# because he has a test tomorrow



## Pacerier

Hi all, I'm wondering is it this sentence fine: *A-san wa benkyoushiteru riyuu wa ashita shiken ga aru no koto* or does it sound weird?


----------



## Juuuergen

I don't know if that is a good way to say it, but judging from the title of your post, I think you are trying to say this:

明日試験があるので、Ａさんは勉強している。(Ashita shiken ga aru node, A-san wa benkyou shite iru.)
Because he has a test tomorrow, A-san is studying.

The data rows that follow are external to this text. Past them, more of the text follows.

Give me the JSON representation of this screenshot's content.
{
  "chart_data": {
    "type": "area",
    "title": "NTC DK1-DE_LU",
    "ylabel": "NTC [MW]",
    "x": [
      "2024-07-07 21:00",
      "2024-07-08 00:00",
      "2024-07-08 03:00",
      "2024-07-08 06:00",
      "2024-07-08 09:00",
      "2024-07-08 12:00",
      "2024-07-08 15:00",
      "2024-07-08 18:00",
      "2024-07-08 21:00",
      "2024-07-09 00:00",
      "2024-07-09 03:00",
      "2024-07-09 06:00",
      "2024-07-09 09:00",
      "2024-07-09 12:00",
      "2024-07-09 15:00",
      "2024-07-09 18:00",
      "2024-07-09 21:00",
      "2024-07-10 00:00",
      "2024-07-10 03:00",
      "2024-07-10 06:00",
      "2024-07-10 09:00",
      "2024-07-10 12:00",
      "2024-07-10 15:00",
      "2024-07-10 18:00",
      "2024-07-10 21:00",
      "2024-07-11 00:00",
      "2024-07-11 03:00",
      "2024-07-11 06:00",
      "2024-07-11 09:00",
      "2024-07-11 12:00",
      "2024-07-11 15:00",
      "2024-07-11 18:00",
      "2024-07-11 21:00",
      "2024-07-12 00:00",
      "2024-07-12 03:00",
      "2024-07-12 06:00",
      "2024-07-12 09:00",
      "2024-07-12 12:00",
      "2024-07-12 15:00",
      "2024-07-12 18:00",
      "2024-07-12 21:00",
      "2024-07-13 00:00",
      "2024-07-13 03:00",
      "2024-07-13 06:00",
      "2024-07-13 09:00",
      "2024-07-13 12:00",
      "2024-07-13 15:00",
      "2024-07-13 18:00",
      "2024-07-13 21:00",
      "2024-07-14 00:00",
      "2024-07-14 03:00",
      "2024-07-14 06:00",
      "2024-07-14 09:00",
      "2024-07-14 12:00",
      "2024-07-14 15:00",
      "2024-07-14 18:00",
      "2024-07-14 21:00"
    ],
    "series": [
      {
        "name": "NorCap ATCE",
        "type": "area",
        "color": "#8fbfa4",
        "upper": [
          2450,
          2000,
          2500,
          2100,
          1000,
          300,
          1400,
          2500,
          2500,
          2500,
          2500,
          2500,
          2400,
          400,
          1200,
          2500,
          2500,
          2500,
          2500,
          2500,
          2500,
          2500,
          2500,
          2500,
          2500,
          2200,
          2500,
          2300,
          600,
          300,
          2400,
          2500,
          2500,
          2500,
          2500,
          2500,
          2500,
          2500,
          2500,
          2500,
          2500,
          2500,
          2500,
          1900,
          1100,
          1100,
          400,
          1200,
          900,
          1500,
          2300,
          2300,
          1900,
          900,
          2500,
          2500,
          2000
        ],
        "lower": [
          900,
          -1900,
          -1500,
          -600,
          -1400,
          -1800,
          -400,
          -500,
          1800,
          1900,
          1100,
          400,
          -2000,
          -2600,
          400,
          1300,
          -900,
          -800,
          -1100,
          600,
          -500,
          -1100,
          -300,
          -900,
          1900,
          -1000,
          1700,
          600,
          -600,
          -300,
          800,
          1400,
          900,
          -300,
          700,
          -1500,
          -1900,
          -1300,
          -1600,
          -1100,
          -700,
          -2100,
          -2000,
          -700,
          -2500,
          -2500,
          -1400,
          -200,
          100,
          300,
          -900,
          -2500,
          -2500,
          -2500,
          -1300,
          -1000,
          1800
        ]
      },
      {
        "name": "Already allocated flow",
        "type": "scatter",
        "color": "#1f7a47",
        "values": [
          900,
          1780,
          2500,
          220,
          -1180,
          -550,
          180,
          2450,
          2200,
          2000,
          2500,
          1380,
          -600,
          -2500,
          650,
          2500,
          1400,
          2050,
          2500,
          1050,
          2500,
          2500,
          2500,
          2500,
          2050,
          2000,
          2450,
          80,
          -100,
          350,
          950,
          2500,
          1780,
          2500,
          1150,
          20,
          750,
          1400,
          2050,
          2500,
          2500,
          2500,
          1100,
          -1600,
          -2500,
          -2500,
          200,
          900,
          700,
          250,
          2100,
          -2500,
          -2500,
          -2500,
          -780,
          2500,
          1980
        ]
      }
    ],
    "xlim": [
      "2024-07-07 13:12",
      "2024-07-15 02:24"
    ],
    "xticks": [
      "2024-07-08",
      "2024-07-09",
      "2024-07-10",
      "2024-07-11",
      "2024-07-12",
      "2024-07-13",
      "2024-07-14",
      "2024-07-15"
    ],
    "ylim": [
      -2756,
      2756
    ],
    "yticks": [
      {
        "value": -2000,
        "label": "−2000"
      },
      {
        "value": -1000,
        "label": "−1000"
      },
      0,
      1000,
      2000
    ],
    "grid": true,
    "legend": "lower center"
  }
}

Maybe a native speaker could help us out better?


----------



## Pacerier

cool, btw if *A-san wa benkyoushiteru* must come first (in front of the sentence) what other ways are there to join?


----------



## q_006

Ａさんは勉強している。明日試験がある(ので or から)。
or
明日試験がある(ので or から)、Ａさんは勉強している。

If I remember correctly.


----------



## Strutter

Juuuergen said:


> 明日試験があるので、Ａさんは勉強している。



I totally agree.



> Ａさんは勉強している。明日試験がある(ので or から)。
> or
> 明日試験がある(ので or から)、Ａさんは勉強している。


I agree with this too.



> cool, btw if *A-san wa benkyoushiteru* must come first (in front of the sentence) what other ways are there to join?


You could also say, 
・Aさん*が*勉強しているのは、明日試験があるからです 。
・Aさん*が*勉強しているのは、明日の試験のためです。

or 

・Aさんは、明日の試験にむけて、勉強しています。


----------



## Pacerier

hey thanks =) btw when you say Aさんが勉強しているのは what does the の refer to?


----------



## Strutter

"XXXのは, YYY(だから)です。"　means like "XXX because YYY."　But NOT ALWAYS.

He is called Bobby, because his name is Robert. This sentence could be translated to 彼がBobbyと呼ばれている*のは*、彼の本名がRobert*だからです*。


----------



## Pacerier

do you mean this is acceptable?: Aさんが勉強している理由は明日試験があるからです。


----------



## Strutter

That sentence is perfect, natural and good.


----------



## Pacerier

heys cool thanks for the help and examples


----------